De « l’assujettissement social » à « l’assujettissement machinique »
Dès la fin des années 1970, des auteurs comme Ivan Illich avec sa notion de « convivialité »[28], Gilles Deleuze et ses réflexions autour des sociétés de contrôle[29] ou encore Félix Guattari avec ses écrits autour de la subjectivité et du machinique ont développé des réflexions décisives autour des risques liés au développement de nos subjectivités face à la déferlante aveuglante et aliénante des technologies numériques :
« La subjectivité demeure aujourd’hui massivement contrôlée par des dispositifs de pouvoir et de savoir qui mettent les innovations techniques, scientifiques et artistiques, au service des figures les plus rétrogrades de la socialité. Et pourtant, d’autres modalités de production subjective – celles-là processuelles et singularisantes – sont concevables. Ces formes alternatives de réappropriation existentielle et d’auto-valorisation peuvent devenir demain la raison de vie des collectivités humaines et des individus qui refusent de s’abandonner à l’entropie mortifère caractéristique de la période que nous traversons. »[30]

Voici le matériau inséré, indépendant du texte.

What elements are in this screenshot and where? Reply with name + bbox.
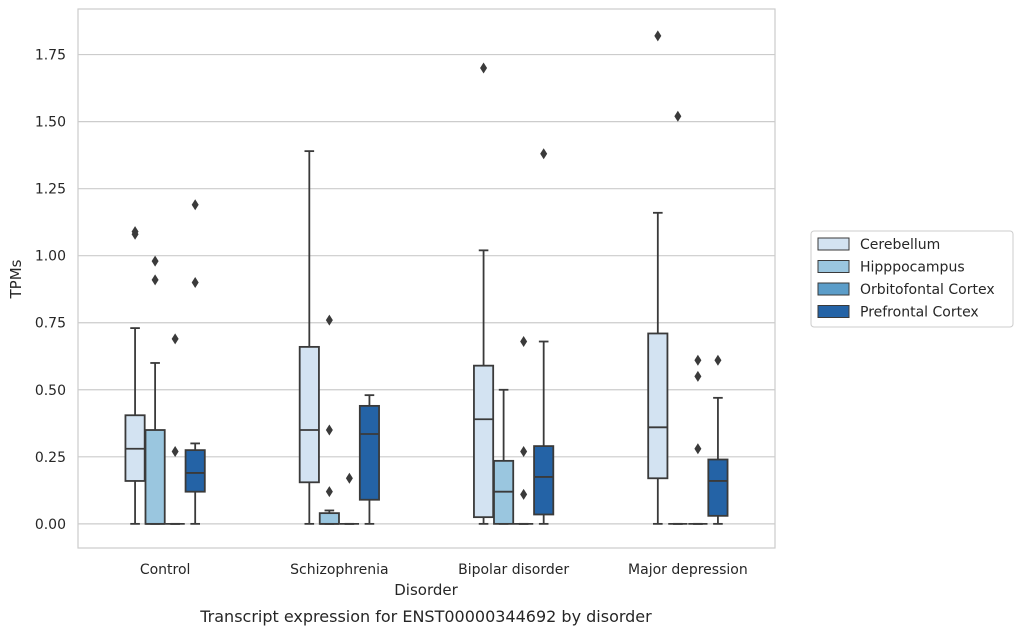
series-cerebellum bbox=[124, 30, 669, 525]
outlier-point bbox=[151, 274, 159, 286]
y-tick-labels: 0.00 0.25 0.50 0.75 1.00 1.25 1.50 1.75 bbox=[35, 48, 66, 533]
x-tick-label: Bipolar disorder bbox=[458, 562, 569, 578]
outlier-point bbox=[654, 30, 662, 42]
box bbox=[298, 345, 320, 484]
outlier-point bbox=[345, 472, 353, 484]
box bbox=[358, 404, 380, 501]
y-tick-label: 1.75 bbox=[35, 48, 66, 64]
y-tick-label: 0.75 bbox=[35, 316, 66, 332]
y-tick-label: 1.50 bbox=[35, 115, 66, 131]
x-axis-label: Disorder bbox=[394, 581, 458, 599]
x-tick-label: Schizophrenia bbox=[290, 562, 388, 578]
y-axis-label: TPMs bbox=[7, 259, 25, 299]
box bbox=[184, 449, 206, 493]
box bbox=[473, 364, 495, 519]
legend-frame bbox=[810, 230, 1014, 328]
outlier-point bbox=[520, 445, 528, 457]
outlier-point bbox=[131, 226, 139, 238]
outlier-point bbox=[480, 62, 488, 74]
x-tick-label: Control bbox=[140, 562, 191, 578]
outlier-point bbox=[694, 443, 702, 455]
outlier-point bbox=[171, 333, 179, 345]
outlier-point bbox=[191, 199, 199, 211]
outlier-point bbox=[714, 354, 722, 366]
legend-label: Orbitofontal Cortex bbox=[860, 282, 995, 298]
chart-caption: Transcript expression for ENST0000034469… bbox=[199, 607, 652, 626]
outlier-point bbox=[325, 314, 333, 326]
plot-area bbox=[77, 8, 776, 549]
outlier-point bbox=[325, 486, 333, 498]
y-tick-label: 0.00 bbox=[35, 517, 66, 533]
outlier-point bbox=[520, 488, 528, 500]
outlier-point bbox=[171, 445, 179, 457]
legend: Cerebellum Hipppocampus Orbitofontal Corte… bbox=[810, 230, 1014, 328]
outlier-point bbox=[520, 336, 528, 348]
y-tick-label: 0.50 bbox=[35, 383, 66, 399]
box bbox=[144, 429, 166, 525]
y-tick-label: 1.25 bbox=[35, 182, 66, 198]
legend-swatch bbox=[817, 282, 850, 296]
box bbox=[318, 512, 340, 525]
outlier-point bbox=[325, 424, 333, 436]
y-tick-label: 1.00 bbox=[35, 249, 66, 265]
outlier-point bbox=[540, 148, 548, 160]
legend-swatch bbox=[817, 237, 850, 251]
outlier-point bbox=[694, 354, 702, 366]
legend-label: Hipppocampus bbox=[860, 260, 965, 276]
x-tick-label: Major depression bbox=[628, 562, 748, 578]
box bbox=[707, 458, 729, 517]
legend-swatch bbox=[817, 305, 850, 318]
series-orbitofontal-cortex bbox=[165, 333, 708, 525]
y-tick-label: 0.25 bbox=[35, 450, 66, 466]
outlier-point bbox=[674, 110, 682, 122]
legend-swatch bbox=[817, 260, 850, 273]
series-prefrontal-cortex bbox=[184, 148, 729, 525]
legend-label: Prefrontal Cortex bbox=[860, 305, 979, 321]
outlier-point bbox=[191, 277, 199, 289]
series-hipppocampus bbox=[144, 110, 688, 525]
x-tick-labels: Control Schizophrenia Bipolar disorder Majo… bbox=[140, 562, 748, 578]
box bbox=[533, 445, 555, 516]
box-series bbox=[124, 30, 729, 525]
outlier-point bbox=[151, 255, 159, 267]
legend-label: Cerebellum bbox=[860, 237, 940, 253]
box bbox=[647, 332, 669, 480]
outlier-point bbox=[694, 370, 702, 382]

Sans avoir le temps ici de revenir en détail sur l’actualité de ces critiques, il nous faut tout de même distinguer entre deux régimes de gouvernement des subjectivités. Le premier est celui que Maurizio Lazzarato, à la suite de Gilles Deleuze et Félix Guattari, appelle « assujettissement social » :
« L’assujettissement social est un processus de subjectivation, au double sens où les membres d’une société sont “assujettis” à un ordre social dont ils assurent la reproduction […] et où ils forment des “sujets” individués de façon relativement stable et intégrée, des “personnes” morales non-schizophréniques, se comportant d’une façon relativement stable et responsable. »[31]

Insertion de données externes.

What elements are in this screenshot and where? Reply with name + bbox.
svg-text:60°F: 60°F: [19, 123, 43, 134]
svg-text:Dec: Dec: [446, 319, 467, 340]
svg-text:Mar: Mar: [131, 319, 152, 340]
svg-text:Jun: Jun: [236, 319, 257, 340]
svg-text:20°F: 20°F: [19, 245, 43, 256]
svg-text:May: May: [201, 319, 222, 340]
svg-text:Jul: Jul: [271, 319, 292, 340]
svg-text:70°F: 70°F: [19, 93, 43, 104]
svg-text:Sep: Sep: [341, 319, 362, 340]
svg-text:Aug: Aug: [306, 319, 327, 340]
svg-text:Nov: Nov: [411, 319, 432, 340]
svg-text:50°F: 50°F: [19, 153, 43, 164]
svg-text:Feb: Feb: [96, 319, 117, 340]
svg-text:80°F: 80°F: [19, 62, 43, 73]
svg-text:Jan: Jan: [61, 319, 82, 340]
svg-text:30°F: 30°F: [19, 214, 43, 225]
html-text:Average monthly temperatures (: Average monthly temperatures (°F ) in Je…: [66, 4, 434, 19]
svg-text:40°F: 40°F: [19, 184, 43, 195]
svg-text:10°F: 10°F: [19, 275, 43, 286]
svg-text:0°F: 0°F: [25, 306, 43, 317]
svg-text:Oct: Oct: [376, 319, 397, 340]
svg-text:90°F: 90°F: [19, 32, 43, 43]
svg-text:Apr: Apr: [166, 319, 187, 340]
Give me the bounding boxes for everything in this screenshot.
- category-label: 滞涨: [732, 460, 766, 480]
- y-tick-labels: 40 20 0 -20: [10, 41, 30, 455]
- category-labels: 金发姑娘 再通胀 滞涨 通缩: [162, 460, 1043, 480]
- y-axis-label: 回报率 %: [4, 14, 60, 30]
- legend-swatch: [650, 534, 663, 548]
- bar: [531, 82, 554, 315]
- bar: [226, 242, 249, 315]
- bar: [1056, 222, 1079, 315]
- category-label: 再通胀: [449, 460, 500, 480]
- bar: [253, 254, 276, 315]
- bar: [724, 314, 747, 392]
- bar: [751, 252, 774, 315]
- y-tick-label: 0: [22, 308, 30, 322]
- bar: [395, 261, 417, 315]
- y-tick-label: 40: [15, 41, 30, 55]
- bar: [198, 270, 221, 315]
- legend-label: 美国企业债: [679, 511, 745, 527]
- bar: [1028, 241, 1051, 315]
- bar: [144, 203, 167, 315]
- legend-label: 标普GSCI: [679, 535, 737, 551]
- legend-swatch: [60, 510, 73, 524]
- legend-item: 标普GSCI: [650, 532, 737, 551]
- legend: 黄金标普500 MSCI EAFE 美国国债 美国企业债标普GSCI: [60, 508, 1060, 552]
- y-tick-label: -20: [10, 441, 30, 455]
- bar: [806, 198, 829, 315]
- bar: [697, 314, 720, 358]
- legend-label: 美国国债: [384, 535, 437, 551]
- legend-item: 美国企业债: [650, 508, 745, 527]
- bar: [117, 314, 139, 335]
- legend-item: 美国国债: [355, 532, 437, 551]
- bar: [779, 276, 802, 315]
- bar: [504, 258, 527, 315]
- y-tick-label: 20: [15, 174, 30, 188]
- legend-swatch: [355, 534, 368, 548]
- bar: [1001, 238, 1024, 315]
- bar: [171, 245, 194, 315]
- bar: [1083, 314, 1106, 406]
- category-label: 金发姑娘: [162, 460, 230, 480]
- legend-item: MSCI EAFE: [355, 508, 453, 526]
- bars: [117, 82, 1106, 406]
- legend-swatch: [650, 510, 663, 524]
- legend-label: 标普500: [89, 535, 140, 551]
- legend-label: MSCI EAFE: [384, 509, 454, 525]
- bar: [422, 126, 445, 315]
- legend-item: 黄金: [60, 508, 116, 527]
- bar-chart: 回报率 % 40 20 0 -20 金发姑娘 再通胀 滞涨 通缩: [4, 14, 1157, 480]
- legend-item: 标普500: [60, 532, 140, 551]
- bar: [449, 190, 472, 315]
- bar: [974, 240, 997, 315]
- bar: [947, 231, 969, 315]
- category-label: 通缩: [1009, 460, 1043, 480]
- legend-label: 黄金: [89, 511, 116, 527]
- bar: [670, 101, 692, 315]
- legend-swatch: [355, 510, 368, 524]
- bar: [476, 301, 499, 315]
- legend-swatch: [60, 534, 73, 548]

À ce premier régime recoupant de multiples formes de pouvoir et de domination s’ajoute désormais ce que Deleuze et Guattari ont appelé l’« assujettissement machinique » pour désigner des types de procédures où le conditionnement ne passe plus par du langage (du symbolique) mais où il s’agit, par le biais de procédures programmées, de faire fonctionner « les composantes de la subjectivité […], non encore assignable[s], à un sujet […], comme […] des éléments d’une machine »[32]. Il est ainsi, par exemple, d’un guichet automatique demandant de répondre servilement à ses injonctions pour pouvoir retirer de la monnaie :
« Ici, ce n’est plus le sujet qui agit, mais le “dividuel” qui fonctionne comme un rouage, un élément “humain” qui s’agence avec les éléments «non humains» de la machine sociotechnique constituée par le réseau bancaire. L’assujettissement social mobilise les individus, tandis que l’assujettissement machinique active les “dividuels” en tant qu’opérateurs, agents, éléments ou pièces humaines de la machine sociotechnique. »[33]

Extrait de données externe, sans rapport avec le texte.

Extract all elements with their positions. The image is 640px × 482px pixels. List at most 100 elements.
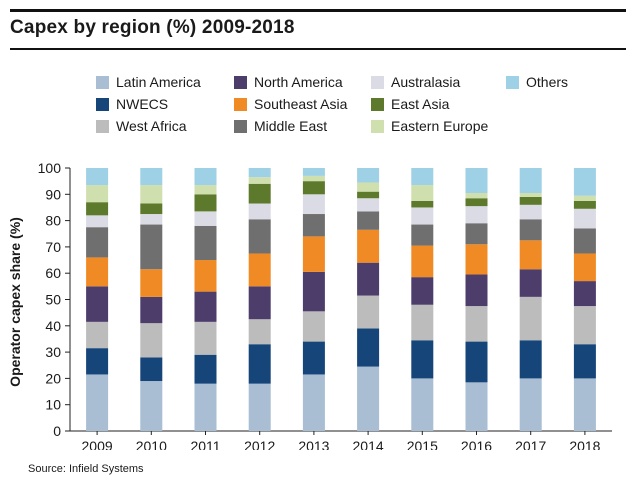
y-tick-label: 40 [45,318,61,334]
bar-segment-west-africa-2018 [573,306,596,345]
legend-swatch-southeast-asia [234,97,247,111]
bar-segment-southeast-asia-2016 [465,244,488,275]
legend-swatch-middle-east [234,119,247,133]
x-tick-label: 2009 [82,438,113,450]
bar-segment-east-asia-2015 [411,200,434,208]
legend-label: East Asia [391,96,450,112]
legend-item-nwecs: NWECS [96,96,168,112]
stacked-bar-chart: 0 10 20 30 40 50 60 70 80 90 100 2009 2010 2011 2012 20… [38,160,612,450]
bar-segment-others-2013 [302,168,325,176]
y-tick-label: 80 [45,213,61,229]
bar-segment-latin-america-2013 [302,374,325,431]
bar-segment-others-2009 [86,168,109,186]
bar-segment-australasia-2012 [248,203,271,220]
bar-segment-east-asia-2013 [302,181,325,195]
bar-segment-eastern-europe-2018 [573,195,596,201]
bar-segment-middle-east-2018 [573,228,596,254]
legend-item-others: Others [506,74,568,90]
bar-segment-middle-east-2016 [465,223,488,245]
bar-segment-west-africa-2009 [86,321,109,349]
legend-label: NWECS [116,96,169,112]
bar-segment-north-america-2012 [248,286,271,320]
bar-segment-latin-america-2014 [357,366,380,431]
bar-segment-middle-east-2017 [519,219,542,241]
bar-segment-middle-east-2013 [302,214,325,237]
bar-segment-middle-east-2012 [248,219,271,254]
bar-segment-southeast-asia-2015 [411,245,434,278]
bar-segment-eastern-europe-2011 [194,185,217,195]
x-tick-label: 2010 [136,438,167,450]
y-tick-label: 10 [45,397,61,413]
bar-segment-east-asia-2011 [194,194,217,212]
bar-segment-southeast-asia-2010 [140,269,163,297]
bar-segment-east-asia-2016 [465,198,488,207]
bar-segment-southeast-asia-2018 [573,253,596,282]
legend-item-southeast-asia: Southeast Asia [234,96,347,112]
bar-segment-north-america-2009 [86,286,109,322]
legend-swatch-australasia [371,75,384,89]
bar-segment-latin-america-2011 [194,383,217,431]
y-tick-label: 20 [45,370,61,386]
bar-segment-nwecs-2009 [86,348,109,375]
legend-item-middle-east: Middle East [234,118,327,134]
x-tick-label: 2017 [515,438,546,450]
legend-label: North America [254,74,343,90]
bar-segment-australasia-2015 [411,207,434,225]
bar-segment-nwecs-2015 [411,340,434,379]
bar-segment-west-africa-2014 [357,295,380,329]
bar-segment-eastern-europe-2017 [519,192,542,197]
bar-segment-others-2017 [519,168,542,193]
legend-item-eastern-europe: Eastern Europe [371,118,488,134]
bar-segment-middle-east-2011 [194,225,217,261]
bar-segment-nwecs-2011 [194,354,217,384]
bar-segment-latin-america-2018 [573,378,596,431]
bar-segment-australasia-2010 [140,214,163,225]
legend-swatch-nwecs [96,97,109,111]
legend-label: Others [526,74,569,90]
bar-segment-australasia-2013 [302,194,325,215]
bar-segment-australasia-2017 [519,204,542,220]
bar-segment-nwecs-2012 [248,344,271,384]
bar-segment-eastern-europe-2012 [248,177,271,184]
bar-segment-others-2011 [194,168,217,186]
bar-segment-north-america-2017 [519,269,542,297]
bar-segment-others-2010 [140,168,163,186]
bar-segment-eastern-europe-2014 [357,182,380,192]
legend-swatch-north-america [234,75,247,89]
y-tick-label: 50 [45,292,61,308]
bar-segment-middle-east-2009 [86,227,109,258]
bar-segment-nwecs-2013 [302,341,325,375]
bar-segment-southeast-asia-2012 [248,253,271,287]
legend-swatch-eastern-europe [371,119,384,133]
bar-segment-latin-america-2017 [519,378,542,431]
bar-segment-others-2016 [465,168,488,193]
bar-segment-west-africa-2012 [248,319,271,345]
bar-segment-australasia-2014 [357,198,380,212]
bar-segment-nwecs-2010 [140,357,163,382]
bar-segment-north-america-2014 [357,262,380,296]
bar-segment-eastern-europe-2009 [86,185,109,203]
chart-title: Capex by region (%) 2009-2018 [10,17,295,38]
bar-segment-eastern-europe-2013 [302,175,325,182]
bar-segment-australasia-2016 [465,206,488,224]
y-tick-label: 60 [45,265,61,281]
bar-segment-west-africa-2010 [140,323,163,358]
legend-item-west-africa: West Africa [96,118,187,134]
bar-segment-middle-east-2014 [357,211,380,230]
bar-segment-latin-america-2010 [140,381,163,431]
legend-swatch-others [506,75,519,89]
x-tick-label: 2018 [569,438,600,450]
bar-segment-southeast-asia-2014 [357,229,380,263]
bar-segment-latin-america-2009 [86,374,109,431]
x-tick-label: 2011 [190,438,220,450]
bar-segment-east-asia-2009 [86,202,109,216]
bar-segment-eastern-europe-2010 [140,185,163,204]
bar-segment-west-africa-2017 [519,296,542,341]
y-tick-label: 0 [53,423,61,439]
legend-item-east-asia: East Asia [371,96,449,112]
bar-segment-eastern-europe-2015 [411,185,434,201]
bar-segment-latin-america-2016 [465,382,488,431]
legend-swatch-east-asia [371,97,384,111]
bar-segment-nwecs-2017 [519,340,542,379]
legend-item-australasia: Australasia [371,74,460,90]
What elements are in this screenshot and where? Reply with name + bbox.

Ce découpage de l’in-dividu en entités (« dividuels ») qu’aucune subjectivité ne viendra articuler pour les relier au sein d’une conscience douée de raison (à la manière des sujets kantiens) permet de réduire, par des opérations de « discrétisation »[34](pointage), tous les aspects d’une existence à quelques caractéristiques comparables entre elles. Ainsi, si l’on n’y prend pas garde, les « subjectivités computationnelles », du fait de ces divisions, sont les proies idéales d’un « asservissement machinique » faisant d’elles des entités dépourvues d’existence authentique. De nombreux « dispositifs »[35] relevant du « capitalisme cognitif » ont ainsi pour but de tracer, quantifier et valoriser chacun de ces « dividus » (inputs) afin d’adresser à des sujets dépourvus de raison des réponses « sur mesure » (outputs[36]) et autres promesses de « contenus pertinents ». Comme le dit Evgeny Morozov : « Quelqu’un, quelque part, finira par vous évaluer en tant que passager, hôte de maison d’hôtes, étudiant, patient, client »[37]. Comment échapper à de tels procédés sans perdre de vue les fantastiques possibilités induites par le numérique ? Autrement dit, alors que le « sujet » kantien, doué de raison et prenant part à la vie politique, trouvait des formes d’individuation par un accès à la connaissance via l’alphabétisation et les media imprimés, comment faire pour que son « décentrement » (David M. Berry) au sein des systèmes numériques ne débouche pas sur des formes d’aliénation incontrôlables ?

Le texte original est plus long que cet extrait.